About three months ago, Wake Forest Baptist's top research administrator, Associate Dean for Research Sally Shumaker, formed a committee to begin to catalogue the medical center's CAM work and to encourage more collaboration between researchers.

Besides Shumaker, other notable members of the committee include:

a.. Dr. Kathi Kemper, a pediatrician who specializes in holistic medicine and who was the founder and chairwoman of the just-created American Academy of Pediatrics' Provisional Section for Complementary, Holistic and Integrative Medicine.

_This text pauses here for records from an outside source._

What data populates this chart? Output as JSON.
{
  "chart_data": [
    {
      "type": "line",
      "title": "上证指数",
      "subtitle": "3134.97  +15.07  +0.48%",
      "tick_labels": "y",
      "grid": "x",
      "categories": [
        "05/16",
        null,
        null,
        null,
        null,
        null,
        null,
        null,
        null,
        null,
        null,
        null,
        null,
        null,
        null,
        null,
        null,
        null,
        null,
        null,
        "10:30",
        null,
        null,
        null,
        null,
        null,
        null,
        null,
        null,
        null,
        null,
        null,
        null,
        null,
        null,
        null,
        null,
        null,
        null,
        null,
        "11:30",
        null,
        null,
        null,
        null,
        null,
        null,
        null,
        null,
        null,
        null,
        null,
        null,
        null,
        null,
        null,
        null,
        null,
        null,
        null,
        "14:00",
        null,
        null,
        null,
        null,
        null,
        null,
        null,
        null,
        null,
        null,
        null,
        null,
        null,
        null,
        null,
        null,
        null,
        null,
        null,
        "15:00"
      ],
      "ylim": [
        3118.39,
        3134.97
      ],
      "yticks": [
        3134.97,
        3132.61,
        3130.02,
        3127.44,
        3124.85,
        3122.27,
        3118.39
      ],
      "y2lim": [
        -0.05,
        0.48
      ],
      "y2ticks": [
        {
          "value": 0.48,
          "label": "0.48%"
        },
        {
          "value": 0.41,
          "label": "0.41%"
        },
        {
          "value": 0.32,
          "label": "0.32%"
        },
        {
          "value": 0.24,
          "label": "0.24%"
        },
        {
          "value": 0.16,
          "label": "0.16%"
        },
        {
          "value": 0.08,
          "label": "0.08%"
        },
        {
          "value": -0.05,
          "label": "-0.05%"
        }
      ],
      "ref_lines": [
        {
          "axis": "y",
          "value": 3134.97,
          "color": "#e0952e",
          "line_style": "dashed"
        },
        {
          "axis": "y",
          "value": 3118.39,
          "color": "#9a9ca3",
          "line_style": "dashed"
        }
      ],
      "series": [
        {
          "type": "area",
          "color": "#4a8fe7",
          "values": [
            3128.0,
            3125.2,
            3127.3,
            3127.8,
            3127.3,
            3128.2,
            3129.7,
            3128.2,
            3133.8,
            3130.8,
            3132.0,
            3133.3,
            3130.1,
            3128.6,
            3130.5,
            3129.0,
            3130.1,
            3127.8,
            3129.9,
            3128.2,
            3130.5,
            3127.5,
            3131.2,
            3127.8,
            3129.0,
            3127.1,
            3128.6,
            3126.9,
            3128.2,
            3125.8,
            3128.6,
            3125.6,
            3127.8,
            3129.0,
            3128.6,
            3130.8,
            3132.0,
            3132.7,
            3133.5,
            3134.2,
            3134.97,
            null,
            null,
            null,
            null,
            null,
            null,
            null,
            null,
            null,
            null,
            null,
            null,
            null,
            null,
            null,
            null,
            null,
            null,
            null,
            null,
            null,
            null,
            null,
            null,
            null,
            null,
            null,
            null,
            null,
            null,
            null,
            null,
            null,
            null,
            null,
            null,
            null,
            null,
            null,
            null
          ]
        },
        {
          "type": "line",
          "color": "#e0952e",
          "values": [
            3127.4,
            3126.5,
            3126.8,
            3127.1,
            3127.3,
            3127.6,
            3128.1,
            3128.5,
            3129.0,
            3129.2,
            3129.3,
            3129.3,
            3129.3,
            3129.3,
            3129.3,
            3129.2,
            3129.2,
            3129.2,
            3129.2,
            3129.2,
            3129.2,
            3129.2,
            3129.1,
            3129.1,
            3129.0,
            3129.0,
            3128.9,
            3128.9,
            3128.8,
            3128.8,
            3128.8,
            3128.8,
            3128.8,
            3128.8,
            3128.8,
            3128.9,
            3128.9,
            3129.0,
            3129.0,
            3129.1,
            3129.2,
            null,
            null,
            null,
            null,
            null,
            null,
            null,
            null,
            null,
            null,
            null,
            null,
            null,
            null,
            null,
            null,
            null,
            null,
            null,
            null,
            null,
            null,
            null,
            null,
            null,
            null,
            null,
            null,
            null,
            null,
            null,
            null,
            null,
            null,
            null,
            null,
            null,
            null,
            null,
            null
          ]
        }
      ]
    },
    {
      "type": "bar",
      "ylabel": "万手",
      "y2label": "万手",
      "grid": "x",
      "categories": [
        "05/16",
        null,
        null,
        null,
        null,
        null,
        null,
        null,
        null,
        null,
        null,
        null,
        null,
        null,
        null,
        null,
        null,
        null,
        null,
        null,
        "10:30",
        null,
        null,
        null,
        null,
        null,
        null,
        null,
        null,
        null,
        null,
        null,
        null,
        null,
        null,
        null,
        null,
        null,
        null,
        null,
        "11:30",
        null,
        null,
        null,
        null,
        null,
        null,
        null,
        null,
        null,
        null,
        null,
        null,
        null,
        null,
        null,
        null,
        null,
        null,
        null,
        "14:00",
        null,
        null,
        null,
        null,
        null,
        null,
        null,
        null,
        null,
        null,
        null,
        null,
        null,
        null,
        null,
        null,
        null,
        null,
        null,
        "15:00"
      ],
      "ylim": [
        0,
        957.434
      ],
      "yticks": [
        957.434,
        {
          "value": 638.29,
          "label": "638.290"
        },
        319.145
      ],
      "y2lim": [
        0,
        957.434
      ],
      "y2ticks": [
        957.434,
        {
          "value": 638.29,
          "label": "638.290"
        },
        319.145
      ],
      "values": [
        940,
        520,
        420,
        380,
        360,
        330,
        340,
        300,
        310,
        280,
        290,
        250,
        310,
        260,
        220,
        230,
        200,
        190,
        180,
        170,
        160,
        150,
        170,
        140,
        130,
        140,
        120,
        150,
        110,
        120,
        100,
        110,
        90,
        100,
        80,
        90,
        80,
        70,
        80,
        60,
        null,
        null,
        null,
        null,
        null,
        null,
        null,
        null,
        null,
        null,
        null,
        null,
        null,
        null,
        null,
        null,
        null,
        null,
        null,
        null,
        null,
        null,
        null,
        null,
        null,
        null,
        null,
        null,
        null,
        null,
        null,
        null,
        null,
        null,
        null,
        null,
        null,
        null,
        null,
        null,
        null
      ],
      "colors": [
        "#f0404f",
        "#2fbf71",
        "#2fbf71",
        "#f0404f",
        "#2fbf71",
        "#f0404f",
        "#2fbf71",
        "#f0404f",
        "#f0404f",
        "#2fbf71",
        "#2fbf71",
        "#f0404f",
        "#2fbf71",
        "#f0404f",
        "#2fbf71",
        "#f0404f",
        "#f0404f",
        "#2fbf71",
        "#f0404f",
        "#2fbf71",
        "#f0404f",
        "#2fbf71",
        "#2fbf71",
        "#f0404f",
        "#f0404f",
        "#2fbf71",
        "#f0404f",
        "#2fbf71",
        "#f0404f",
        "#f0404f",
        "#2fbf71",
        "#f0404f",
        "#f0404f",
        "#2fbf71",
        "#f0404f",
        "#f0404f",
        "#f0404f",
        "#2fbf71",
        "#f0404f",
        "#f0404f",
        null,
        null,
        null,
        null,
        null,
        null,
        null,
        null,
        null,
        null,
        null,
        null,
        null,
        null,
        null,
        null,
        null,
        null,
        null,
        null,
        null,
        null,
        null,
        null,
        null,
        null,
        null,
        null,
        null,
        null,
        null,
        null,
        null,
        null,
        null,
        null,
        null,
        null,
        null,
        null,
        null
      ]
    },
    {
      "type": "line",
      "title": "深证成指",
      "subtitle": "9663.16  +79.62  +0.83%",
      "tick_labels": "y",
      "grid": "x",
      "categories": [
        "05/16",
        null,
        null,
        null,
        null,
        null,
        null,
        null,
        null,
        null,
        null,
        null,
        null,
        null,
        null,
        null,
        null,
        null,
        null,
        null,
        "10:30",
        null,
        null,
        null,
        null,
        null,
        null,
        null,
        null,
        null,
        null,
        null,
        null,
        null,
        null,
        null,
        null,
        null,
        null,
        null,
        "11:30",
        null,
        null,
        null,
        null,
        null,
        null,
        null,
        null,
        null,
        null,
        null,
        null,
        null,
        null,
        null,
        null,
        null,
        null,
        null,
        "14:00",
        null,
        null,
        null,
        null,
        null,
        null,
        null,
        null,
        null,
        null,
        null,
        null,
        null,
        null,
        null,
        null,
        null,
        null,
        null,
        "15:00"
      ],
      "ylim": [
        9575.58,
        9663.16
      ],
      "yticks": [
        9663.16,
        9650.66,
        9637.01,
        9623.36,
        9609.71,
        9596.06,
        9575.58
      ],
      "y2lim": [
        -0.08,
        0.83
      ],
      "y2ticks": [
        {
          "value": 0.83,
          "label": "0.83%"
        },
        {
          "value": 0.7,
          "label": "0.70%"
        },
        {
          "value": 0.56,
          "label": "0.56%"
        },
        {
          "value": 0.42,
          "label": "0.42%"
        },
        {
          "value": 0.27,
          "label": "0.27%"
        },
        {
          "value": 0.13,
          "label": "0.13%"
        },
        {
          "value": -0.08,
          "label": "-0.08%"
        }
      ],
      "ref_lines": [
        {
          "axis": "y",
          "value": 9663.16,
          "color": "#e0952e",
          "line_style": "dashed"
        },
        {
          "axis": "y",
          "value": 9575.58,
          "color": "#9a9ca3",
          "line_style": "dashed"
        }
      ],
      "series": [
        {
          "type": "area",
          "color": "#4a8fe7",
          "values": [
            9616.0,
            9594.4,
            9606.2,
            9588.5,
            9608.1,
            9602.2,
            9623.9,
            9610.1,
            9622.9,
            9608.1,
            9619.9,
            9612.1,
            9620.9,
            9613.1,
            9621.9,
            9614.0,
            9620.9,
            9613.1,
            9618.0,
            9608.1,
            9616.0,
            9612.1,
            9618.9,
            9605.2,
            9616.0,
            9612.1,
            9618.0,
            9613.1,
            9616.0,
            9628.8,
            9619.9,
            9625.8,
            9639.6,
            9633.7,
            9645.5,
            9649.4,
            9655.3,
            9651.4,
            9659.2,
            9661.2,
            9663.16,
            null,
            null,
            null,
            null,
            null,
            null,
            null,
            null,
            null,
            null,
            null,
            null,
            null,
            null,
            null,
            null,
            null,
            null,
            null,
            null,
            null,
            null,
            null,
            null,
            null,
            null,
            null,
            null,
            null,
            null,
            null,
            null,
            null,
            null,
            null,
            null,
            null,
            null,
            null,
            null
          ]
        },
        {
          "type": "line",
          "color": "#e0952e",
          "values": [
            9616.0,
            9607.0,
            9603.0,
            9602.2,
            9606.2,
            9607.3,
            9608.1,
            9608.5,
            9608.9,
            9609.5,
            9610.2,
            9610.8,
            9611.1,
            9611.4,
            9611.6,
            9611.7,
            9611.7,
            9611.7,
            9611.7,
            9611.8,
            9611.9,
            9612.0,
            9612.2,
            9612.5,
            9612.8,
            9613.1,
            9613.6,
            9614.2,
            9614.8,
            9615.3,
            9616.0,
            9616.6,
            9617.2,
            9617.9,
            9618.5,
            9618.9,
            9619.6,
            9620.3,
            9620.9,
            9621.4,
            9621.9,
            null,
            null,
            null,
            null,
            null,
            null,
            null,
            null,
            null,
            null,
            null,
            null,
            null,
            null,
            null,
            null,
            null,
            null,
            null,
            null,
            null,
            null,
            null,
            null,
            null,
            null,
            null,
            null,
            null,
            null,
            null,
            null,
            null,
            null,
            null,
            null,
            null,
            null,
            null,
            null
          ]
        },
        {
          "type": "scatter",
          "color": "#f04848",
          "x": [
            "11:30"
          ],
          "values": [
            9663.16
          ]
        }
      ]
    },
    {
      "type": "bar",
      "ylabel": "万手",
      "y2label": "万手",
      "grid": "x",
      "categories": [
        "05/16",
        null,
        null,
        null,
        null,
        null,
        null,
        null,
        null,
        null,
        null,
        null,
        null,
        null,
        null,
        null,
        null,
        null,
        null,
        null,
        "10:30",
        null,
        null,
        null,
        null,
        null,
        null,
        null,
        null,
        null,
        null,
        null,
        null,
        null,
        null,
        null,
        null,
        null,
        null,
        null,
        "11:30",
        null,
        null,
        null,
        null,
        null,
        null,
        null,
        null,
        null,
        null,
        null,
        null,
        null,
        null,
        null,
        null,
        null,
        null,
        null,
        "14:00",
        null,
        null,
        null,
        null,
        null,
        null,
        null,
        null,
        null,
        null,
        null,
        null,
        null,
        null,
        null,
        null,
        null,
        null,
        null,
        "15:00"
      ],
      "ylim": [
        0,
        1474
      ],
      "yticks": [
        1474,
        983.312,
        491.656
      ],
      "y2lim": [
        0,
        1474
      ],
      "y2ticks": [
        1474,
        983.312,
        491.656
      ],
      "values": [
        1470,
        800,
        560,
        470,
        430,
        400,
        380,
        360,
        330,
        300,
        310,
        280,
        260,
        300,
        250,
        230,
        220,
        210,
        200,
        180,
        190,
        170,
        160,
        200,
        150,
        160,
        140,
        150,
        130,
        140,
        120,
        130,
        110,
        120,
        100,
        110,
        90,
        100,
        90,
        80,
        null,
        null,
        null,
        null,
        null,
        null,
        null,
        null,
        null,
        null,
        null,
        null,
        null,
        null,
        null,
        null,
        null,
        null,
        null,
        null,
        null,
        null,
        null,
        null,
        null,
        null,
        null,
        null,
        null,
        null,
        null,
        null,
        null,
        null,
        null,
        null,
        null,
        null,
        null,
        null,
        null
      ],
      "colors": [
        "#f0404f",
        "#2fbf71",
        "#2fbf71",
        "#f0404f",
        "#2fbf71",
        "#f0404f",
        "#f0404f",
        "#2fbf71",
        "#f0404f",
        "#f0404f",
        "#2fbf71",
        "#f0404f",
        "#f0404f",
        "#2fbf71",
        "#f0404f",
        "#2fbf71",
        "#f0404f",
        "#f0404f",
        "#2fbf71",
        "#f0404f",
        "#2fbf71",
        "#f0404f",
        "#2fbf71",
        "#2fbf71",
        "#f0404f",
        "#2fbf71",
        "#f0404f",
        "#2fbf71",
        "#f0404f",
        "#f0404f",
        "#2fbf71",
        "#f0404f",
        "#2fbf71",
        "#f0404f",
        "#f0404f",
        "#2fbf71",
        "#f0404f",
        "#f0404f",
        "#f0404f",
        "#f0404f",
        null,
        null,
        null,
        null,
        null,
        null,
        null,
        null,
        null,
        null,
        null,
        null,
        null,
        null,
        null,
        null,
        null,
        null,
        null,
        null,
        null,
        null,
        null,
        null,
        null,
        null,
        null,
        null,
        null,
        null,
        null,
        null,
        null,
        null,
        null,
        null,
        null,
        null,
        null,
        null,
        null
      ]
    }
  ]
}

b.. Floyd H. "Ski" Chilton, who runs a government-funded $7.5 million research center that combines the efforts of Wake Forest Baptist and Harvard University researchers to study whether certain substances in plants might be used to combat atherosclerosis (the build up of fatty deposits in blood vessels) and asthma.

c.. Gordon A. Melson, dean of Wake Forest University's Graduate School of Arts and Sciences, who was brought in as part of the discussions on creating a new Ph.D. program.

"We could be a top-ranked school in this area," Kemper said.

No decisions yet

In fact, Kemper, Shumaker and Chilton all believe that Wake Forest Baptist could distinguish itself among academic medical centers nationally by having a center focused on complementary and alternative medicine.

Kemper herself has been a force in promoting CAM work. She put together an alliance of people from the state's medical schools -- Wake Forest Baptist, Duke University Medical Center, UNC Health Care and East Carolina University's Brody School of Medicine -- to discuss common concerns.

Despite the activity at Wake Forest Baptist, there are still plenty of questions that remain about its CAM efforts. For instance, it's not clear yet how much it would cost to start up a center for complementary and alternative medicine that would be similar to the research centers the school already has in fields such as cancer, epilepsy and aging.

Also unclear is where funding for an additional research center, or a new Ph.D. program, would come from.

Shumaker said planning has just started on both those ideas and that formal proposals haven't been drafted yet. The final decisions would rest in the hands of senior university and medical center administrators and, for the Ph.D. program, the university faculty.

Launching a center or a Ph.D. program could take as long as a year, she said.